Heidi Dällenbach setzt sich für ein Ja zum Kindergarten Feld ein.

AZ

Heidi Dällenbach setzt sich für ein Ja zum Kindergarten Feld ein. Am Mittwochabend entscheiden die Urdorfer Stimmberechtigten einmal mehr über einen Kredit für einen Ersatzneubau. Zwei Varianten, ein Modulbau für knapp 1,8 Millionen Franken und ein Containerbau für 1,6 Millionen Franken, stehen zur Wahl. SP, CVP und SVP fassten die Ja-Parolen, während sich EVP, FDP, GLP wie auch die Rechnungsprüfungskommission dagegen aussprachen.

Für Heidi Dällenbach, Schulleiterin der Kindergärten Urdorfs, ist die Ablehnung dieser Vorlage unverständlich. Für sie steht fest, dass es einen Ersatzneubau dringend braucht. In einem Leserbrief weist sie darauf hin, dass die Kinderzahlen in den vergangenen Jahren derart anstiegen, dass ein Kindergarten seit zwei Jahren in einem Schulzimmer untergebracht werden müsse. «Guter Unterricht ist zweifellos auch dort möglich, aber unter erschwerten Bedingungen», schreibt sie. So sei der Raum enger, der Gruppenraum müsse mit den Schülern geteilt werden, und es gebe keinen grünen Umschwung, um dort die Pausen zu verbringen. Bald werde dieses Schulzimmer jedoch aufgrund der steigenden Schülerzahlen für den Schulunterricht benötigt.

Während der vergangenen Jahre sei in Urdorf viel Geld für Neubauten von Kindergärten und Gruppenräumen ausgegeben worden: «Dass eine Renovation des Kindergarten Feld wegen der desolaten Bausubstanz nicht infrage kommt, ist ausgewiesen», ergänzt Dällenbach.

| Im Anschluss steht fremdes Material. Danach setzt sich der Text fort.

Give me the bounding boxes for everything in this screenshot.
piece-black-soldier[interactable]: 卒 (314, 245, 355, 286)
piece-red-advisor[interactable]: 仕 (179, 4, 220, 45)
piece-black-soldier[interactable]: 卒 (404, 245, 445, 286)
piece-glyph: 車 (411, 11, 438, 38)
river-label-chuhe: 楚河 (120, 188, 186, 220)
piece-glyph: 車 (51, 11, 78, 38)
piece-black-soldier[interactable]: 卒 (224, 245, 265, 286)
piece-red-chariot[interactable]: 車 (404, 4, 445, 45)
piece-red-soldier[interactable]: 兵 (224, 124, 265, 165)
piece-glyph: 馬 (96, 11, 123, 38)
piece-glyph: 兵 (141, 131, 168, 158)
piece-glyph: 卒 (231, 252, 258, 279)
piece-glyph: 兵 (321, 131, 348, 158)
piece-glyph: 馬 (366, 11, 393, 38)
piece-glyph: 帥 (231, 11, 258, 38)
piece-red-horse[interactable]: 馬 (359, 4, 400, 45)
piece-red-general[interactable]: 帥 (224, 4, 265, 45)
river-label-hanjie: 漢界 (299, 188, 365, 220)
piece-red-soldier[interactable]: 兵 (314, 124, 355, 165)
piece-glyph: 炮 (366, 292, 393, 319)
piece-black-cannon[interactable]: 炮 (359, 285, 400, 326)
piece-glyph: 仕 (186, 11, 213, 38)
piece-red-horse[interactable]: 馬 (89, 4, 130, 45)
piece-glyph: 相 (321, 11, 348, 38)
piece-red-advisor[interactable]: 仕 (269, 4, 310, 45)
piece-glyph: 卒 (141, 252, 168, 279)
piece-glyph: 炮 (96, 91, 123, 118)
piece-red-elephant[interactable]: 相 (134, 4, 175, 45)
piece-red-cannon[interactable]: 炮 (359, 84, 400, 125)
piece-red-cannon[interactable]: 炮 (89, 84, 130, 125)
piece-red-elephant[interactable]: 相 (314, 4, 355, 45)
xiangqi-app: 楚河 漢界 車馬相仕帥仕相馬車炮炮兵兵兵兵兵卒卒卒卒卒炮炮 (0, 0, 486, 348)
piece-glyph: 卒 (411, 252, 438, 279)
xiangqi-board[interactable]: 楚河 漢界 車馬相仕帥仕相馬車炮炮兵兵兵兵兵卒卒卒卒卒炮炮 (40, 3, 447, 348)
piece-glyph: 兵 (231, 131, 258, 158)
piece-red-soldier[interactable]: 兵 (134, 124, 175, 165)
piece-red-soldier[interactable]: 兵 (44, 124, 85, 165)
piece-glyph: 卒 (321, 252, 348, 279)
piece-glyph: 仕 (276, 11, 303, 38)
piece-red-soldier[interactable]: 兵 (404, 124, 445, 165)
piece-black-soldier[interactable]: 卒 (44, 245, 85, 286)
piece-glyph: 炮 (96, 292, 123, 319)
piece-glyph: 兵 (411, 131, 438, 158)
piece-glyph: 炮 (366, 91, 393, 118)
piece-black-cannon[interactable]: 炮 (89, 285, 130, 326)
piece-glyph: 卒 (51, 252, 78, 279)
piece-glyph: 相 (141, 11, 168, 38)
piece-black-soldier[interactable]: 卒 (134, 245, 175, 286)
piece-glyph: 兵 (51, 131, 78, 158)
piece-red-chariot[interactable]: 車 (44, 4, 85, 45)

Als Schulleiterin der Kindergärten Urdorfs sei sie der Meinung, dass alle Kinder gute Unterrichtsbedingungen verdienen. «Ich gönne auch den Kindern im Einzugsgebiet Feld einen kindgerechten Unterrichtsraum mit Gruppenraum und Umschwung, wo man dem Bewegungsdrang dieser Altersstufe gerecht werden kann.» So würden sich die Investitionen für die Kinder und damit in die Zukunft trotz der immer noch hohen Kosten lohnen. Dällenbach fordert die Stimmberechtigten auf, heute Abend mit einem deutlichen Ja für den Doppelkindergarten Feld zu votieren.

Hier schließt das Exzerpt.